Our actions are, to a great extent, the result of the way we see the world, its perceived meanings, our shared values and the way we, as a society, communicate. Over the last few hundred years this world-view has been deeply influenced by our respect for the power of technical and scientific knowledge, analysis, control, prediction and progress. In this, science has played a significant role suggesting that not only nature but society and human behavior can, in some way, be objectified into various domains for study and analysis.
But what may work well for machines is not always so successful when it comes to individuals and society. For we have come to see our modern world in terms of a series of problems – cancer, environmental degradation, drugs, urban crime, inflation and the like. In turn, each problem demands a solution – war on drugs, medical shots and magic bullets, etc.
But the lessons of chaos theory, to take one example, suggest that in many situations analysis has its limits, as do prediction and control. Seeing the word in terms of “problems” means that we are always externalizing things, pushing them away from us and believing that we – the analyst and planner – are able to rise above the situations in which we are immersed. And each time we perceive what we take to be a problem we immediately react by looking for a solution, which is again applied externally, objectively at, or to, the problem. The result is the exertion of a degree of violence leading to what David Bohm referred to as “fragmentation”. Indeed, the solutions we impose on the world around us often have unforeseen results that sometimes create even more serious situations than the problem we set out to “solve.”

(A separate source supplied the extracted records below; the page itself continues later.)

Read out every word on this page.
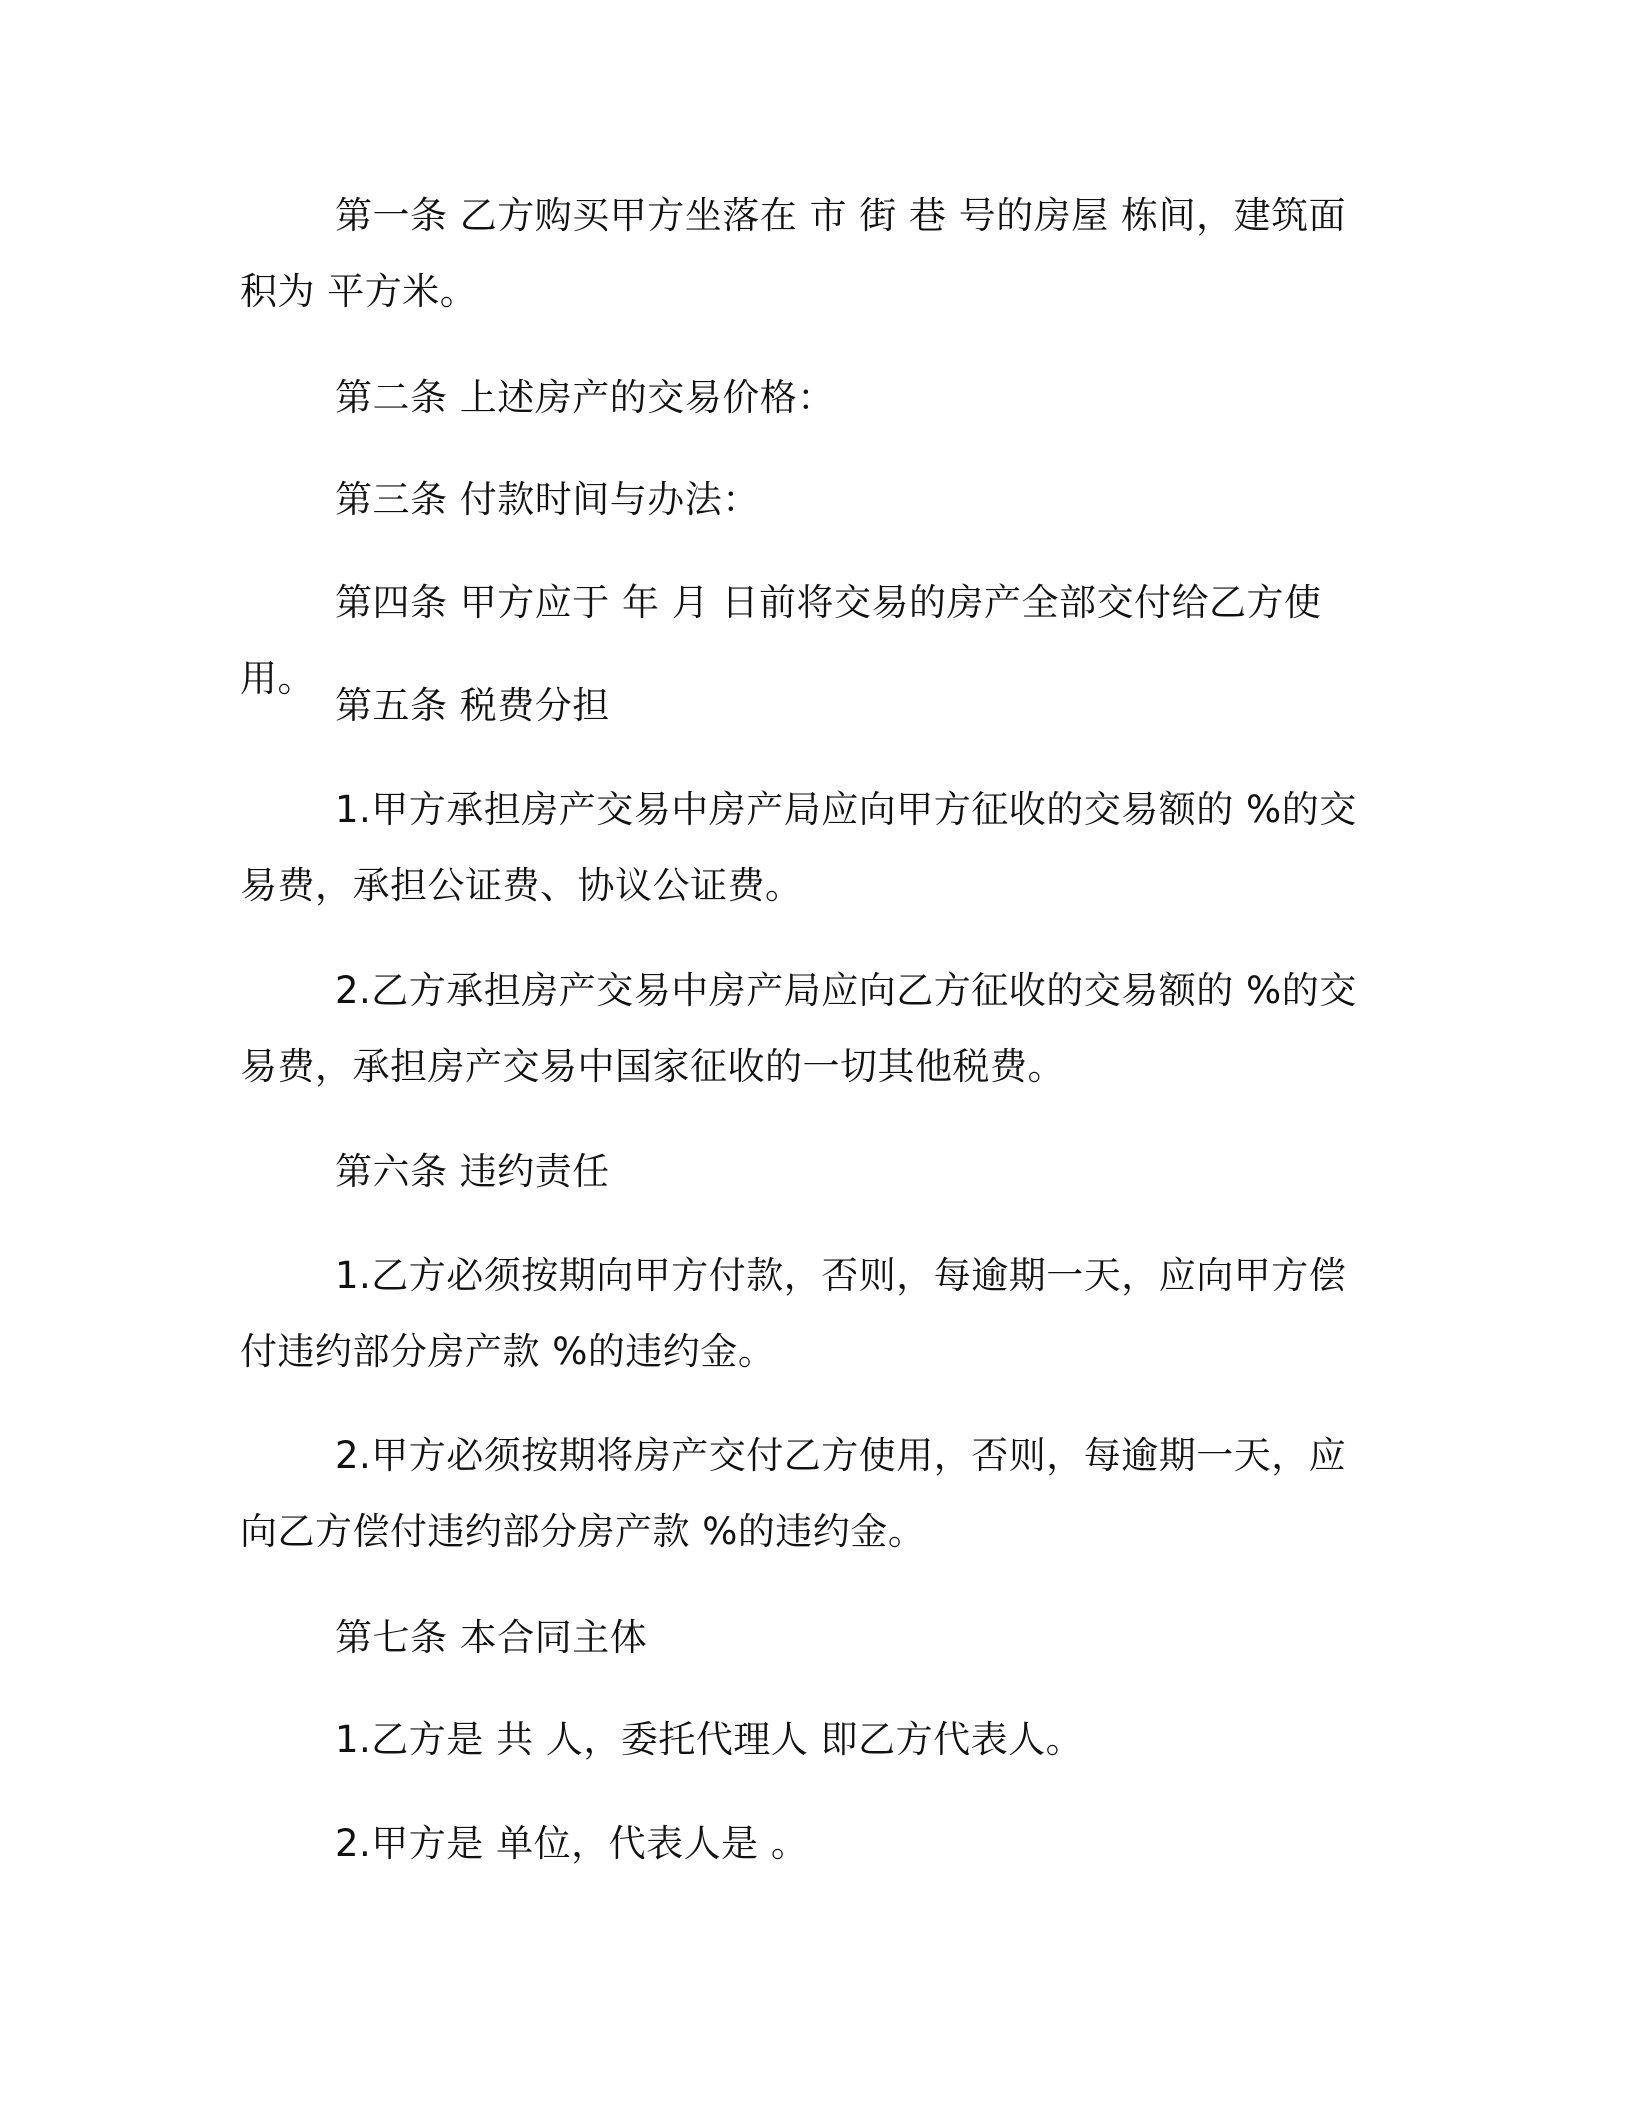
第一条 乙方购买甲方坐落在 市 街 巷 号的房屋 栋间，建筑面积为 平方米。

第二条 上述房产的交易价格：

第三条 付款时间与办法：

第四条 甲方应于 年 月 日前将交易的房产全部交付给乙方使用。

第五条 税费分担

1.甲方承担房产交易中房产局应向甲方征收的交易额的 %的交易费，承担公证费、协议公证费。

2.乙方承担房产交易中房产局应向乙方征收的交易额的 %的交易费，承担房产交易中国家征收的一切其他税费。

第六条 违约责任

1.乙方必须按期向甲方付款，否则，每逾期一天，应向甲方偿付违约部分房产款 %的违约金。

2.甲方必须按期将房产交付乙方使用，否则，每逾期一天，应向乙方偿付违约部分房产款 %的违约金。

第七条 本合同主体

1.乙方是 共 人，委托代理人 即乙方代表人。

2.甲方是 单位，代表人是 。
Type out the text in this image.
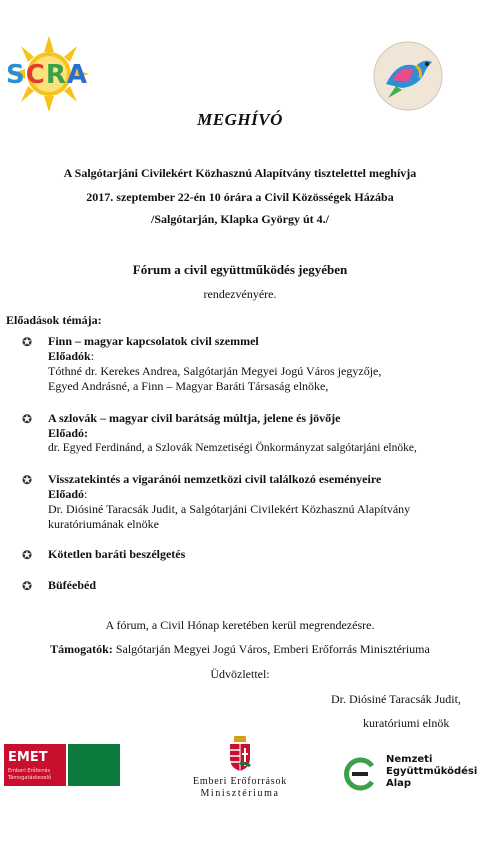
SCRA
MEGHÍVÓ
A Salgótarjáni Civilekért Közhasznú Alapítvány tisztelettel meghívja
2017. szeptember 22-én 10 órára a Civil Közösségek Házába
/Salgótarján, Klapka György út 4./
Fórum a civil együttműködés jegyében
rendezvényére.
Előadások témája:
✪ Finn – magyar kapcsolatok civil szemmel
Előadók:
Tóthné dr. Kerekes Andrea, Salgótarján Megyei Jogú Város jegyzője,
Egyed Andrásné, a Finn – Magyar Baráti Társaság elnöke,
✪ A szlovák – magyar civil barátság múltja, jelene és jövője
Előadó:
dr. Egyed Ferdinánd, a Szlovák Nemzetiségi Önkormányzat salgótarjáni elnöke,
✪ Visszatekintés a vigaránói nemzetközi civil találkozó eseményeire
Előadó:
Dr. Diósiné Taracsák Judit, a Salgótarjáni Civilekért Közhasznú Alapítvány
kuratóriumának elnöke
✪ Kötetlen baráti beszélgetés
✪ Büféebéd
A fórum, a Civil Hónap keretében kerül megrendezésre.
Támogatók: Salgótarján Megyei Jogú Város, Emberi Erőforrás Minisztériuma
Üdvözlettel:
Dr. Diósiné Taracsák Judit,
kuratóriumi elnök
EMET
Emberi Erőforrás
Támogatáskezelő	Emberi Erőforrások
Minisztériuma
Nemzeti
Együttműködési
Alap
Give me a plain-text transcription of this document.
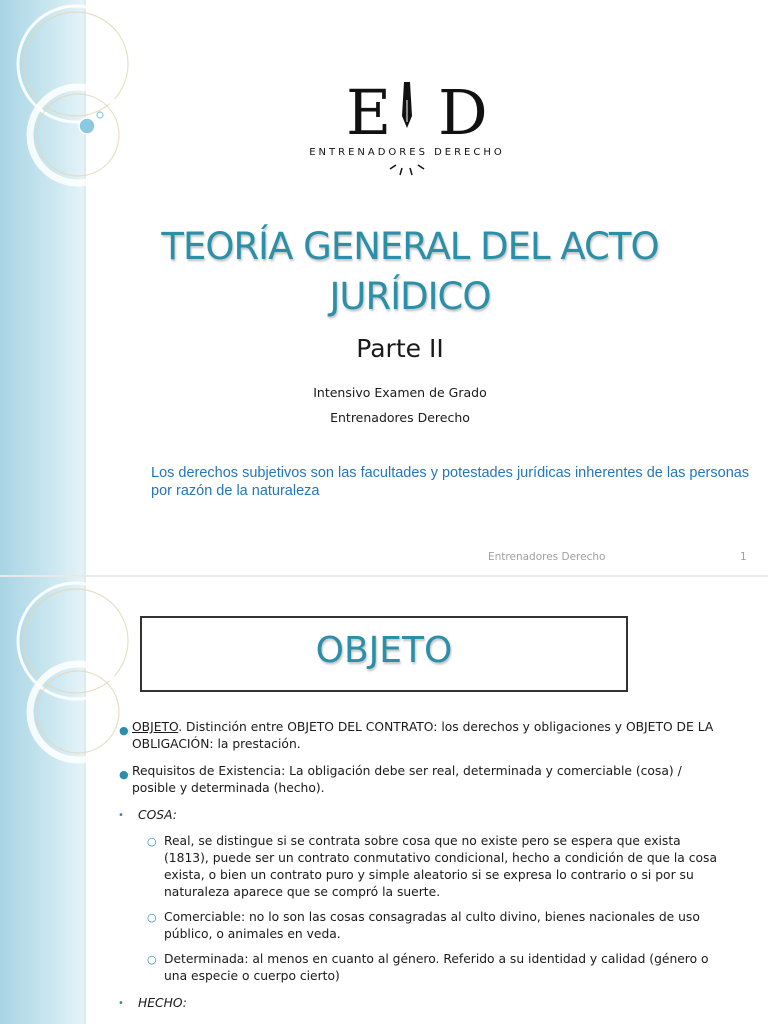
E D
ENTRENADORES DERECHO
TEORÍA GENERAL DEL ACTO
JURÍDICO
Parte II
Intensivo Examen de Grado
Entrenadores Derecho
Los derechos subjetivos son las facultades y potestades jurídicas inherentes de las personas por razón de la naturaleza
Entrenadores Derecho	1
OBJETO
● OBJETO. Distinción entre OBJETO DEL CONTRATO: los derechos y obligaciones y OBJETO DE LA OBLIGACIÓN: la prestación.
● Requisitos de Existencia: La obligación debe ser real, determinada y comerciable (cosa) / posible y determinada (hecho).
• COSA:
○ Real, se distingue si se contrata sobre cosa que no existe pero se espera que exista (1813), puede ser un contrato conmutativo condicional, hecho a condición de que la cosa exista, o bien un contrato puro y simple aleatorio si se expresa lo contrario o si por su naturaleza aparece que se compró la suerte.
○ Comerciable: no lo son las cosas consagradas al culto divino, bienes nacionales de uso público, o animales en veda.
○ Determinada: al menos en cuanto al género. Referido a su identidad y calidad (género o una especie o cuerpo cierto)
• HECHO:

It is for this reason Peat has been suggesting an alternative approach, or way of thinking and seeing, he calls Gentle Action(c). Gentle Action(c) begins from the realization that we are all inexorably a part of the one word, actors with responsibilities, values and obligations. Since an objective “problem” no longer lies outside us, in some external and objective domain, what is now required is an action that arises out of the whole of the situation and is not fragmented or separated from it. Such an action need not be violent but could, for example, arise out of a very gentle, but highly intelligent “steering” of the system, in which each one of us assumes responsibility. (The analogy would be of a swimmer in the ocean who keeps afloat, not by splashing around, but by making minimal movements of the arms and legs that are in harmony with the movements of the water.)